Working from South Africa brings its own set of problems. It’s easy for Johnson to keep up to date with cutting-edge international interior products, but also frustrating knowing that price tags will likely exclude them from institution in projects, even if they are exactly what a client is looking for.
However, he points out that these restrictions open up new opportunities for creativity – often resulting in functional and financial benefits for clients. “By remaining inspired by the best that the design world has to offer on a daily basis, but not being able to take the easy road, we’re motivated to apply clever ideas that use local products to deliver world-class interiors without blowing our clients’ budgets.”
He sees Cape Town’s christening as World Design Capital as a direct reflection of a creative and industrious effort demanded by the reality of the market: Circumstances that actively encourage local artisans to improve the quality and individuality of local products. Because of these competitive and industrious attitudes, imported alternatives are now expendable for many design practices. “Not only that, but there’s the eco-benefit of buying locally and not filling up a shipping container.”
To push his own creativity, Johnson ensures he has a clean, quiet space to focus, with all the necessary tools within easy reach so that he can move between sketches and ideas with clarity. He warns, however, that there’s no one-size-fits-all solution for creatives. “It really depends on [their] particular personality and circumstances, then tailoring the home office to interface with the creative.” The principle is universal: “It’s all about removing barriers to creativity. Consider what slows down or interrupts your creative flow, then work toward setting up your office to remove these barriers”
In the Conduit Interior office, of course, these principles are given full expression. Johnson works in the same open-plan space as everyone else, maximising interaction and bilateral understanding. There’s a scrum board in easy view of the whole office, so tasks and projects are exposed to and can be tackled by the collective – or “community” as Johnson likes to refer to his team.

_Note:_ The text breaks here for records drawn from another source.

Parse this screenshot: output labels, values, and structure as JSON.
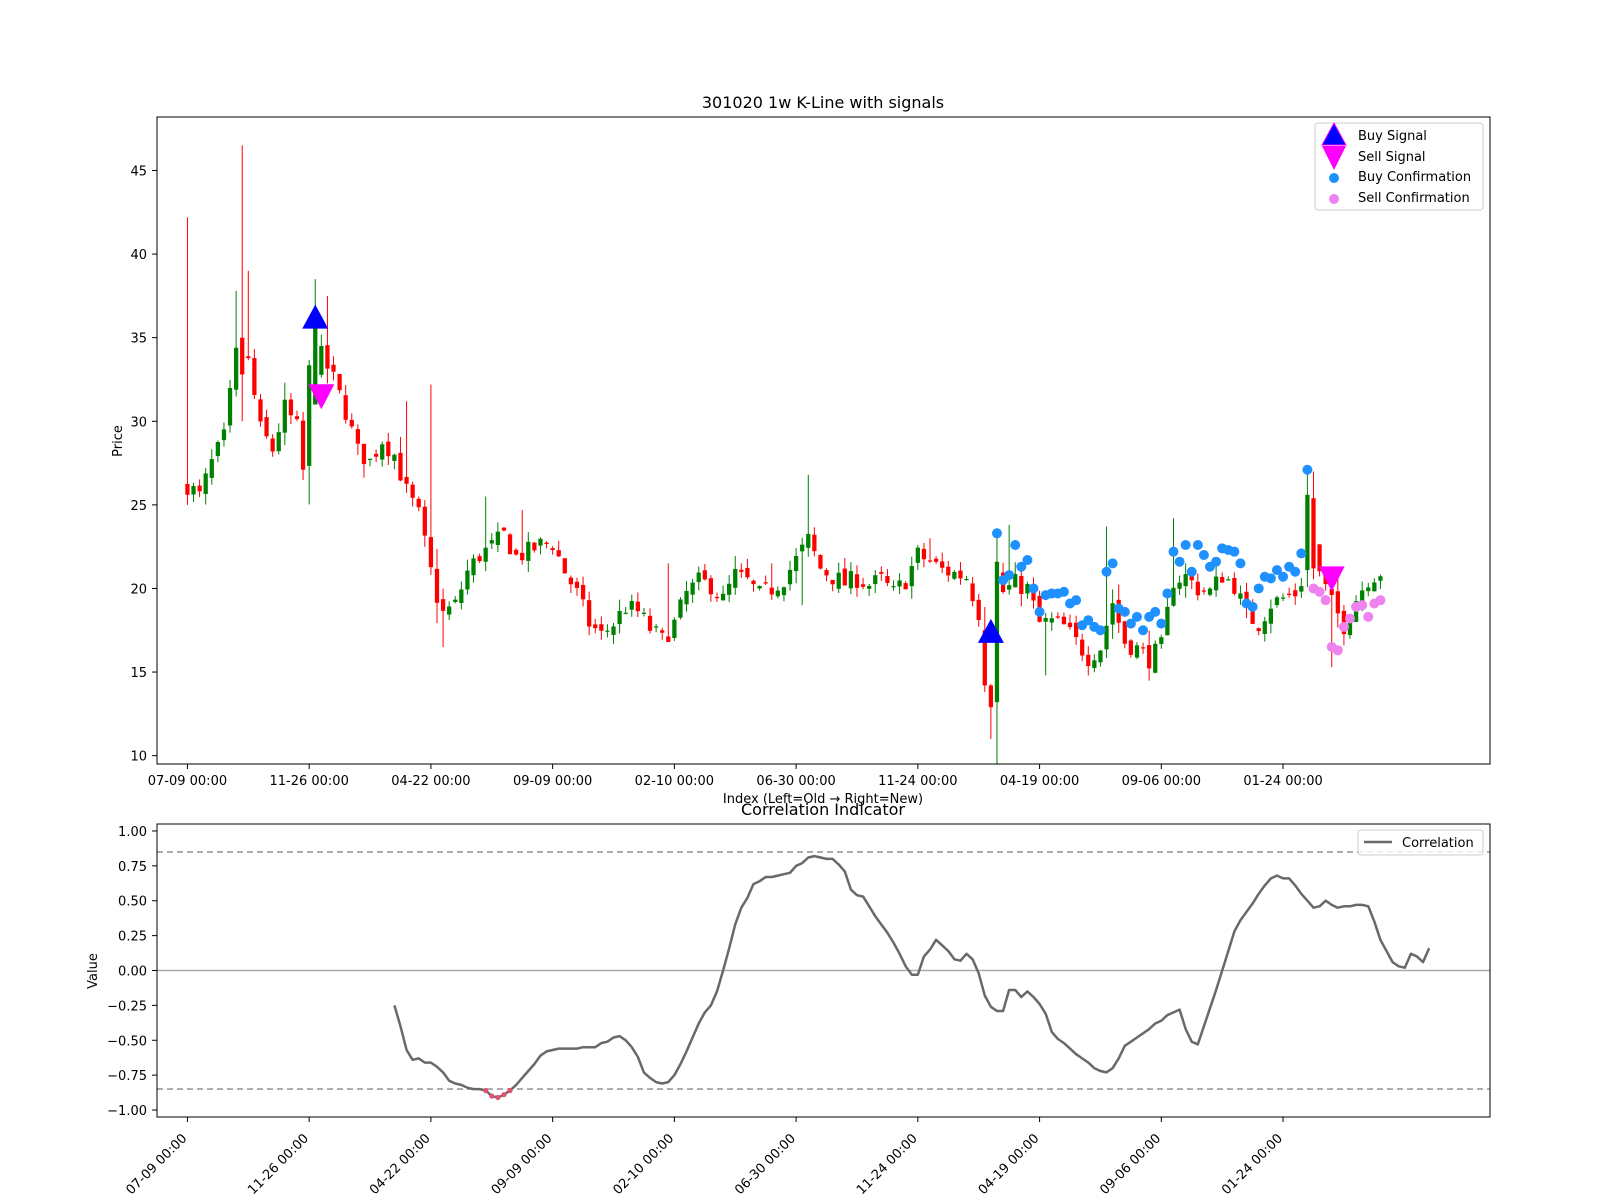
{
  "chart_data": [
    {
      "type": "candlestick",
      "title": "301020 1w K-Line with signals",
      "xlabel": "Index (Left=Old → Right=New)",
      "ylabel": "Price",
      "ylim": [
        9.5,
        48.2
      ],
      "yticks": [
        10,
        15,
        20,
        25,
        30,
        35,
        40,
        45
      ],
      "xlim": [
        -5,
        214
      ],
      "xticks": [
        {
          "i": 0,
          "label": "07-09 00:00"
        },
        {
          "i": 20,
          "label": "11-26 00:00"
        },
        {
          "i": 40,
          "label": "04-22 00:00"
        },
        {
          "i": 60,
          "label": "09-09 00:00"
        },
        {
          "i": 80,
          "label": "02-10 00:00"
        },
        {
          "i": 100,
          "label": "06-30 00:00"
        },
        {
          "i": 120,
          "label": "11-24 00:00"
        },
        {
          "i": 140,
          "label": "04-19 00:00"
        },
        {
          "i": 160,
          "label": "09-06 00:00"
        },
        {
          "i": 180,
          "label": "01-24 00:00"
        }
      ],
      "legend": {
        "position": "top-right",
        "items": [
          "Buy Signal",
          "Sell Signal",
          "Buy Confirmation",
          "Sell Confirmation"
        ]
      },
      "colors": {
        "up": "#008000",
        "down": "#ff0000",
        "buy_signal": "#0000ff",
        "sell_signal": "#ff00ff",
        "buy_confirmation": "#1e90ff",
        "sell_confirmation": "#ee82ee"
      },
      "buy_signals": [
        {
          "i": 21,
          "price": 36.2
        },
        {
          "i": 132,
          "price": 17.4
        }
      ],
      "sell_signals": [
        {
          "i": 22,
          "price": 31.5
        },
        {
          "i": 188,
          "price": 20.6
        }
      ],
      "buy_confirmations": [
        [
          133,
          23.3
        ],
        [
          134,
          20.5
        ],
        [
          135,
          20.8
        ],
        [
          136,
          22.6
        ],
        [
          137,
          21.3
        ],
        [
          138,
          21.7
        ],
        [
          139,
          20.0
        ],
        [
          140,
          18.6
        ],
        [
          141,
          19.6
        ],
        [
          142,
          19.7
        ],
        [
          143,
          19.7
        ],
        [
          144,
          19.8
        ],
        [
          145,
          19.1
        ],
        [
          146,
          19.3
        ],
        [
          147,
          17.8
        ],
        [
          148,
          18.1
        ],
        [
          149,
          17.7
        ],
        [
          150,
          17.5
        ],
        [
          151,
          21.0
        ],
        [
          152,
          21.5
        ],
        [
          153,
          18.8
        ],
        [
          154,
          18.6
        ],
        [
          155,
          17.9
        ],
        [
          156,
          18.3
        ],
        [
          157,
          17.5
        ],
        [
          158,
          18.3
        ],
        [
          159,
          18.6
        ],
        [
          160,
          17.9
        ],
        [
          161,
          19.7
        ],
        [
          162,
          22.2
        ],
        [
          163,
          21.6
        ],
        [
          164,
          22.6
        ],
        [
          165,
          21.0
        ],
        [
          166,
          22.6
        ],
        [
          167,
          22.0
        ],
        [
          168,
          21.3
        ],
        [
          169,
          21.6
        ],
        [
          170,
          22.4
        ],
        [
          171,
          22.3
        ],
        [
          172,
          22.2
        ],
        [
          173,
          21.5
        ],
        [
          174,
          19.1
        ],
        [
          175,
          18.9
        ],
        [
          176,
          20.0
        ],
        [
          177,
          20.7
        ],
        [
          178,
          20.6
        ],
        [
          179,
          21.1
        ],
        [
          180,
          20.7
        ],
        [
          181,
          21.3
        ],
        [
          182,
          21.0
        ],
        [
          183,
          22.1
        ],
        [
          184,
          27.1
        ]
      ],
      "sell_confirmations": [
        [
          185,
          20.0
        ],
        [
          186,
          19.8
        ],
        [
          187,
          19.3
        ],
        [
          188,
          16.5
        ],
        [
          189,
          16.3
        ],
        [
          190,
          17.7
        ],
        [
          191,
          18.2
        ],
        [
          192,
          18.9
        ],
        [
          193,
          19.0
        ],
        [
          194,
          18.3
        ],
        [
          195,
          19.1
        ],
        [
          196,
          19.3
        ]
      ],
      "candles": []
    },
    {
      "type": "line",
      "title": "Correlation Indicator",
      "xlabel": "",
      "ylabel": "Value",
      "ylim": [
        -1.05,
        1.05
      ],
      "yticks": [
        "1.00",
        "0.75",
        "0.50",
        "0.25",
        "0.00",
        "−0.25",
        "−0.50",
        "−0.75",
        "−1.00"
      ],
      "thresholds": [
        0.85,
        -0.85
      ],
      "zero_line": 0,
      "xtick_labels": [
        "07-09 00:00",
        "11-26 00:00",
        "04-22 00:00",
        "09-09 00:00",
        "02-10 00:00",
        "06-30 00:00",
        "11-24 00:00",
        "04-19 00:00",
        "09-06 00:00",
        "01-24 00:00"
      ],
      "legend": {
        "position": "top-right",
        "items": [
          "Correlation"
        ]
      },
      "series": [
        {
          "name": "Correlation",
          "color": "#696969",
          "highlight_color": "#e05070",
          "x_start": 34,
          "values": [
            -0.25,
            -0.4,
            -0.57,
            -0.64,
            -0.63,
            -0.66,
            -0.66,
            -0.69,
            -0.73,
            -0.79,
            -0.81,
            -0.82,
            -0.84,
            -0.85,
            -0.85,
            -0.86,
            -0.9,
            -0.91,
            -0.89,
            -0.86,
            -0.82,
            -0.77,
            -0.72,
            -0.67,
            -0.61,
            -0.58,
            -0.57,
            -0.56,
            -0.56,
            -0.56,
            -0.56,
            -0.55,
            -0.55,
            -0.55,
            -0.52,
            -0.51,
            -0.48,
            -0.47,
            -0.5,
            -0.55,
            -0.62,
            -0.73,
            -0.77,
            -0.8,
            -0.81,
            -0.8,
            -0.75,
            -0.67,
            -0.58,
            -0.48,
            -0.38,
            -0.3,
            -0.25,
            -0.15,
            0.0,
            0.16,
            0.33,
            0.45,
            0.52,
            0.62,
            0.64,
            0.67,
            0.67,
            0.68,
            0.69,
            0.7,
            0.75,
            0.77,
            0.81,
            0.82,
            0.81,
            0.8,
            0.8,
            0.76,
            0.71,
            0.58,
            0.54,
            0.53,
            0.46,
            0.39,
            0.33,
            0.27,
            0.2,
            0.12,
            0.03,
            -0.03,
            -0.03,
            0.1,
            0.15,
            0.22,
            0.18,
            0.14,
            0.08,
            0.07,
            0.12,
            0.08,
            -0.02,
            -0.18,
            -0.26,
            -0.29,
            -0.29,
            -0.14,
            -0.14,
            -0.19,
            -0.15,
            -0.19,
            -0.24,
            -0.31,
            -0.44,
            -0.49,
            -0.52,
            -0.56,
            -0.6,
            -0.63,
            -0.66,
            -0.7,
            -0.72,
            -0.73,
            -0.7,
            -0.63,
            -0.54,
            -0.51,
            -0.48,
            -0.45,
            -0.42,
            -0.38,
            -0.36,
            -0.32,
            -0.3,
            -0.28,
            -0.42,
            -0.51,
            -0.53,
            -0.4,
            -0.27,
            -0.14,
            0.0,
            0.14,
            0.28,
            0.36,
            0.42,
            0.48,
            0.55,
            0.61,
            0.66,
            0.68,
            0.66,
            0.66,
            0.61,
            0.55,
            0.5,
            0.45,
            0.46,
            0.5,
            0.47,
            0.45,
            0.46,
            0.46,
            0.47,
            0.47,
            0.46,
            0.35,
            0.22,
            0.14,
            0.06,
            0.03,
            0.02,
            0.12,
            0.1,
            0.06,
            0.16
          ]
        }
      ]
    }
  ]
}
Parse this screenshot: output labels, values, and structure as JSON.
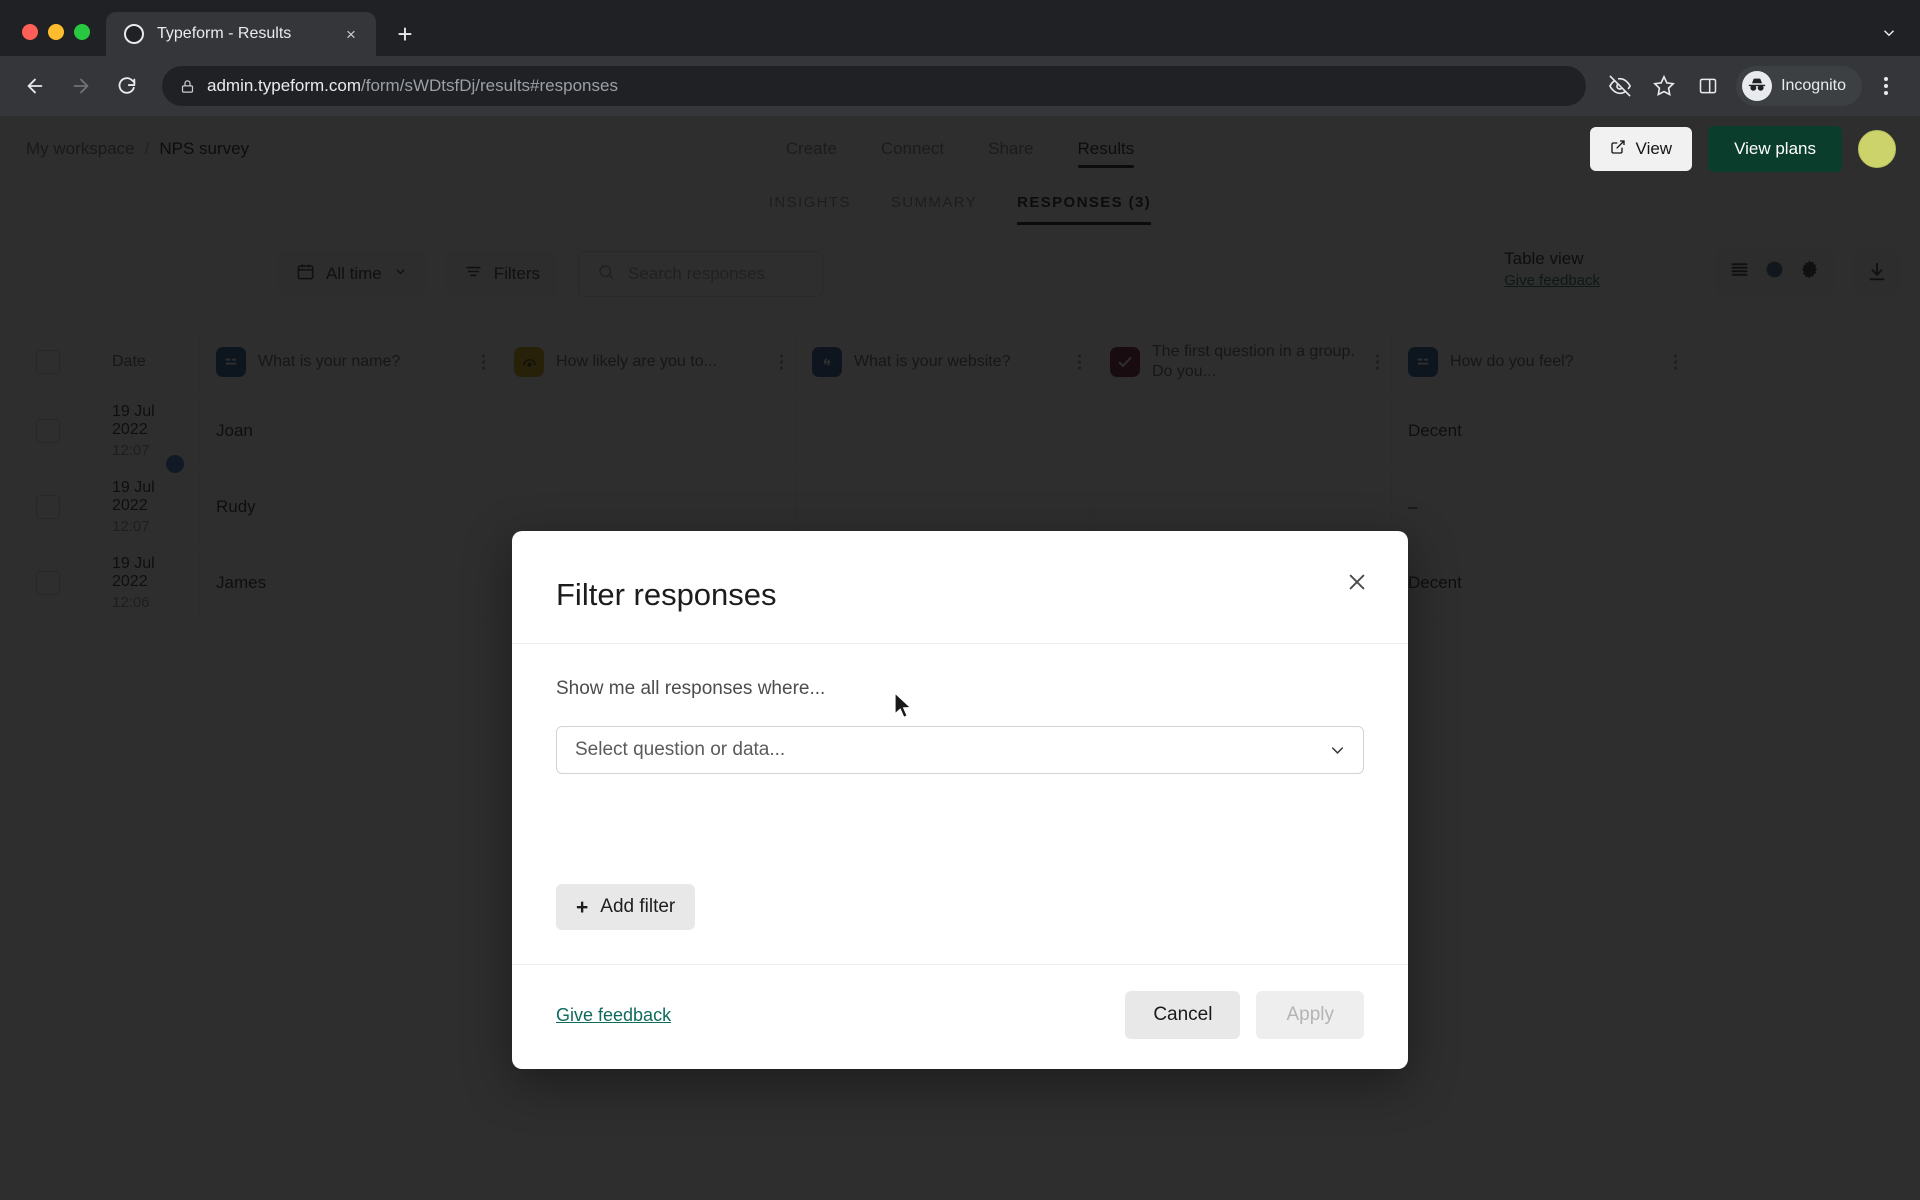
{
  "browser": {
    "tab": {
      "title": "Typeform - Results",
      "favicon": "circle-favicon",
      "close_label": "×"
    },
    "new_tab_label": "+",
    "tabstrip_chevron": "chevron-down-icon",
    "omnibox": {
      "url_domain": "admin.typeform.com",
      "url_path": "/form/sWDtsfDj/results#responses",
      "lock_icon": "lock-icon"
    },
    "profile": {
      "label": "Incognito",
      "icon": "incognito-icon"
    },
    "icons": [
      "eye-off-icon",
      "star-icon",
      "side-panel-icon",
      "three-dots-menu-icon"
    ],
    "nav": {
      "back": "back-arrow-icon",
      "forward": "forward-arrow-icon",
      "reload": "reload-icon"
    }
  },
  "page": {
    "breadcrumb": {
      "workspace": "My workspace",
      "separator": "/",
      "form": "NPS survey"
    },
    "nav_links": [
      {
        "label": "Create",
        "active": false
      },
      {
        "label": "Connect",
        "active": false
      },
      {
        "label": "Share",
        "active": false
      },
      {
        "label": "Results",
        "active": true
      }
    ],
    "view_button": "View",
    "view_plans_button": "View plans",
    "avatar": "user-avatar",
    "subtabs": [
      {
        "label": "INSIGHTS",
        "active": false
      },
      {
        "label": "SUMMARY",
        "active": false
      },
      {
        "label": "RESPONSES (3)",
        "active": true
      }
    ],
    "controls": {
      "date_filter": "All time",
      "filters_button": "Filters",
      "search_placeholder": "Search responses",
      "table_view_label": "Table view",
      "give_feedback": "Give feedback"
    },
    "table": {
      "columns": [
        {
          "label": "Date",
          "icon": null,
          "color": null
        },
        {
          "label": "What is your name?",
          "icon": "short-text-icon",
          "color": "#17508f"
        },
        {
          "label": "How likely are you to...",
          "icon": "nps-icon",
          "color": "#d2a106"
        },
        {
          "label": "What is your website?",
          "icon": "link-icon",
          "color": "#1c4f8b"
        },
        {
          "label": "The first question in a group. Do you...",
          "icon": "check-icon",
          "color": "#6b1331"
        },
        {
          "label": "How do you feel?",
          "icon": "short-text-icon",
          "color": "#17508f"
        }
      ],
      "rows": [
        {
          "date": "19 Jul 2022",
          "time": "12:07",
          "name": "Joan",
          "feel": "Decent"
        },
        {
          "date": "19 Jul 2022",
          "time": "12:07",
          "name": "Rudy",
          "feel": "–"
        },
        {
          "date": "19 Jul 2022",
          "time": "12:06",
          "name": "James",
          "feel": "Decent"
        }
      ]
    }
  },
  "modal": {
    "title": "Filter responses",
    "close_label": "×",
    "subtitle": "Show me all responses where...",
    "select_placeholder": "Select question or data...",
    "chevron": "chevron-down-icon",
    "add_filter_label": "Add filter",
    "add_filter_plus": "+",
    "give_feedback": "Give feedback",
    "cancel_label": "Cancel",
    "apply_label": "Apply"
  },
  "colors": {
    "brand_green": "#0b3d2c",
    "link_teal": "#0f6b5c",
    "overlay": "#0c0c0c"
  }
}
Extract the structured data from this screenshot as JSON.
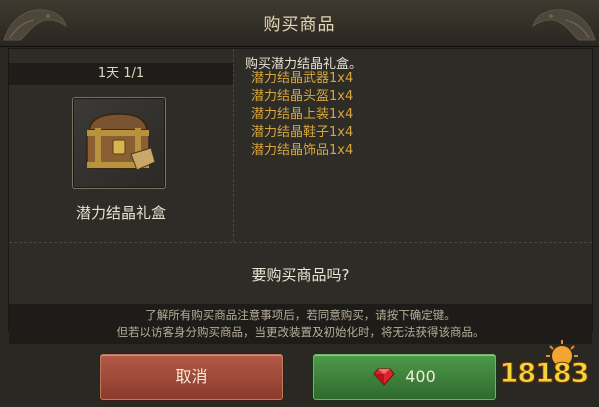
{
  "dialog": {
    "title": "购买商品"
  },
  "item": {
    "period": "1天 1/1",
    "name": "潜力结晶礼盒",
    "icon": "treasure-chest-icon"
  },
  "description": {
    "title": "购买潜力结晶礼盒。",
    "contents": [
      "潜力结晶武器1x4",
      "潜力结晶头盔1x4",
      "潜力结晶上装1x4",
      "潜力结晶鞋子1x4",
      "潜力结晶饰品1x4"
    ],
    "content_color": "#d9a63c"
  },
  "confirm": {
    "question": "要购买商品吗?",
    "notice_lines": [
      "了解所有购买商品注意事项后，若同意购买，请按下确定键。",
      "但若以访客身分购买商品，当更改装置及初始化时，将无法获得该商品。"
    ]
  },
  "buttons": {
    "cancel_label": "取消",
    "buy_price": "400",
    "buy_icon": "ruby-gem-icon",
    "cancel_color": "#a5483a",
    "buy_color": "#3f8a3c"
  },
  "watermark": {
    "text": "18183"
  }
}
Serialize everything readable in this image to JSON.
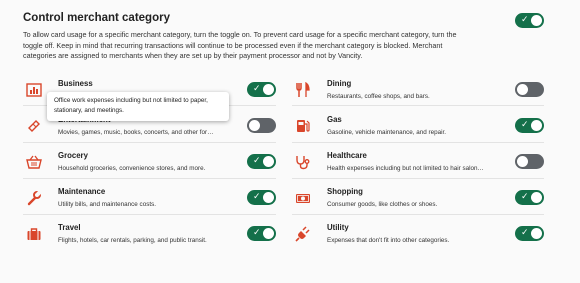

If anyone needs to focus for a couple of hours, or take a confidential call, there are meeting rooms on hand.
Johnson also emphasises mobility for a company like Conduit that has a hands-on philosophy. “If it’s a critical time on site, any one of us can pack a bag and set up a remote desk in the middle of the action for a few weeks, without any downtime or loss of regular communication.”
Some may be born with a creative intuition, but it’s important to remember that often all it takes for a creative spark is a change of attitude or fresh perspective. Johnson himself lives by the ‘inspiration is everywhere’ axiom. By keeping his eyes open to the world around him, “it becomes second nature to break down the barriers between things in their current form and things as they could be” – a constant play of opposites between novelty and habit, which keeps Conduit Interior’s ideas crisp and innovative.